How to Compute over Private Data


January 31, 2013


Zhiyi Huang


University of Pennsylvania


Over the past decade, rapid development in computing technology and the Internet has given rise to new challenges in large-scale computational problems. In particular, many computational problems that arise from electronic commerce rely on the private data of self-interested agents. So the algorithms not only need to deal with usual computational resource limitations but also the new constraints imposed by social, economic, and personal considerations.

On the one hand, algorithmic mechanism design studies the game-theoretic perspective of private data, aiming to incentivize truthful behavior by ensuring that truth-telling maximizes the “one-shot” utilities of the agents, i.e., the utilities directly generated from the outcome of the mechanism.
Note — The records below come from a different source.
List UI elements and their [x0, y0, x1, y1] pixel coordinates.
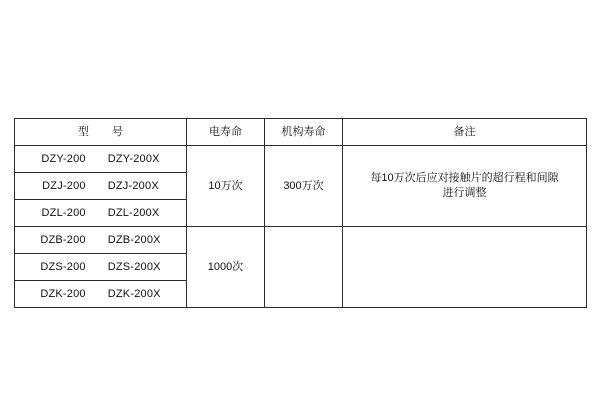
table-header-row: [15, 119, 587, 146]
column-header-remark: 备注: [343, 119, 587, 146]
model-code-primary: DZL-200: [41, 206, 86, 219]
model-code-primary: DZK-200: [40, 287, 86, 300]
model-code-variant: DZL-200X: [107, 206, 160, 219]
table-row: [15, 146, 587, 173]
model-cell: [15, 254, 187, 281]
remark-line-1: 每10万次后应对接触片的超行程和间隙: [370, 172, 559, 185]
model-code-primary: DZS-200: [40, 260, 86, 273]
model-cell: [15, 200, 187, 227]
model-code-variant: DZB-200X: [107, 233, 161, 246]
column-header-model: 型 号: [15, 119, 187, 146]
remark-line-2: 进行调整: [442, 187, 487, 199]
model-code-primary: DZJ-200: [42, 179, 86, 192]
model-cell: [15, 281, 187, 308]
model-code-variant: DZK-200X: [107, 287, 161, 300]
electrical-life-cell-group-2: 1000次: [187, 227, 265, 308]
model-code-primary: DZB-200: [40, 233, 86, 246]
table-row: [15, 227, 587, 254]
model-code-primary: DZY-200: [41, 152, 86, 165]
model-cell: [15, 227, 187, 254]
electrical-life-cell-group-1: 10万次: [187, 146, 265, 227]
mechanical-life-cell-empty: [265, 227, 343, 308]
model-code-variant: DZY-200X: [107, 152, 160, 165]
spec-table: [14, 118, 587, 308]
column-header-mechanical-life: 机构寿命: [265, 119, 343, 146]
remark-cell-empty: [343, 227, 587, 308]
mechanical-life-cell: 300万次: [265, 146, 343, 227]
spec-table-container: [14, 118, 586, 308]
model-cell: [15, 173, 187, 200]
model-code-variant: DZJ-200X: [107, 179, 159, 192]
remark-cell: [343, 146, 587, 227]
column-header-electrical-life: 电寿命: [187, 119, 265, 146]
model-code-variant: DZS-200X: [107, 260, 161, 273]
model-cell: [15, 146, 187, 173]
On the other hand, differential privacy considers the privacy perspective of private data, focusing on the agents’ concern on the potential leak of their private data by the mechanism, which may harm their utilities in the future. Finally, there has been a recent direction of research aiming to handle both perspectives simultaneously by combining the techniques from both fields.
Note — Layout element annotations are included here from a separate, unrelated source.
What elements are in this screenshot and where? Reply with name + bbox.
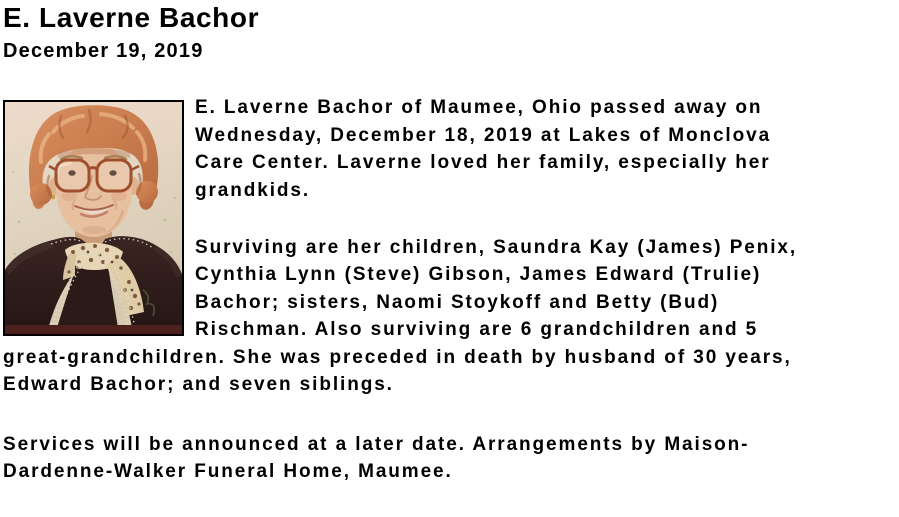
obituary-text-line: E. Laverne Bachor of Maumee, Ohio passed away on	[195, 97, 763, 118]
page-title: E. Laverne Bachor	[3, 2, 260, 33]
obituary-text-line: Care Center. Laverne loved her family, especially her	[195, 152, 771, 173]
obituary-text-line: Cynthia Lynn (Steve) Gibson, James Edward (Trulie)	[195, 264, 762, 285]
obituary-text-line: Rischman. Also surviving are 6 grandchildren and 5	[195, 319, 759, 340]
obituary-text-line: grandkids.	[195, 179, 311, 201]
obituary-text-line: Services will be announced at a later date. Arrangements by Maison-	[3, 433, 750, 455]
portrait-photo	[3, 100, 184, 336]
obituary-text-line: Dardenne-Walker Funeral Home, Maumee.	[3, 461, 453, 482]
obituary-text-line: Surviving are her children, Saundra Kay (James) Penix,	[195, 236, 798, 258]
obituary-text-line: Bachor; sisters, Naomi Stoykoff and Betty (Bud)	[195, 291, 720, 313]
obituary-text-line: great-grandchildren. She was preceded in death by husband of 30 years,	[3, 346, 792, 368]
obituary-page	[0, 2, 899, 517]
portrait-image	[5, 102, 182, 334]
obituary-text-line: Edward Bachor; and seven siblings.	[3, 374, 394, 395]
obituary-text-line: Wednesday, December 18, 2019 at Lakes of Monclova	[195, 124, 772, 146]
publication-date: December 19, 2019	[3, 40, 204, 62]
In this talk, I will give an overview of my contributions to these three topics. (1) For the game-theoretic perspective, we advance the technique of black-box reductions in mechanism design, reducing a large family of mechanism design problems to the better-understood algorithm design problems, including all problems in Bayesian setting and all single-parameter and symmetric problems in prior-free setting. (2) For the privacy perspective, we introduce the technique of low-sensitivity metric embedding and propose efficient and differentially private mechanisms for a sub-class of query release problems. Our result is among the first to circumvent the known impossibility results for general query release problems. (3) Finally, we propose the first general technique for designing mechanisms that handle both the game-theoretic and the privacy perspectives simultaneously for any mechanism design problems.


Zhiyi Huang

Zhiyi Huang is a graduate student in computer and information science at University of Pennsylvania, advised by Sampath Kannan and Aaron Roth.
His research interests mainly focus on algorithmic game theory, differential privacy, and online algorithms. Zhiyi is a recipient of the Simons Graduate Fellowship in Theoretical Computer Science. He received his bachelor’s degree from Tsinghua University in 2008, where he attended the first “Yao Class” under Andrew Yao. He enrolled in the computer and information science PhD program at Penn in the fall of 2008, with an expected graduation date of May 2013.